4. Will the merged airline still have what I love?

This is a tough one but the good news is, although Alaska and Virgin have such different personalities – old school vs. new school – both share a reputation for consumer friendliness which attracts unusually loyal followings. Virgin, in fact, was recently named top airline by the respected Airline Quality Rating report, a ranking it's held since 2013.

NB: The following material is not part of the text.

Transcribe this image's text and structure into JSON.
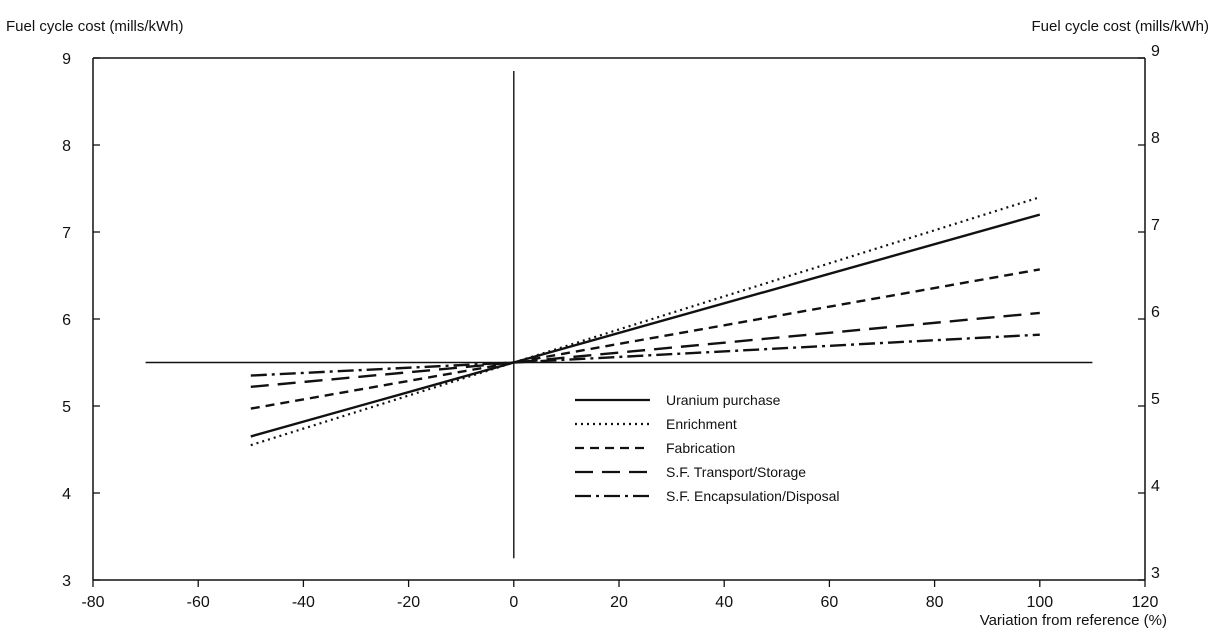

Alaska, for example, is the only airline that offers any kind of baggage guarantee: If the airline doesn’t get your suitcase to the carousel within 20 minutes of arrival you’ve just earned a $25 flight voucher. Virgin, on the other hand, offers food service whenever you want (no waiting on the cart in coach) plus comfy seats and plenty of entertainment options.

To me, those mood-lit cabins bring to mind the fun-loving mystique of Virgin founder Richard Branson and I hope that doesn’t change. And for those passengers who liked Virgin’s recent introduction of Hawaii flights, you’re going to love Alaska; they’ve been flying to Honolulu and Maui for years with some very good pricing.

Bottom line: Things will change and it’ll take a while. But we are losing one more airline and one more competitor.

Rick Seaney is the CEO and co-founder of Fare Compare, a website that helps travelers find the best deals on flights.

Any opinions expressed in this column are solely those of the author.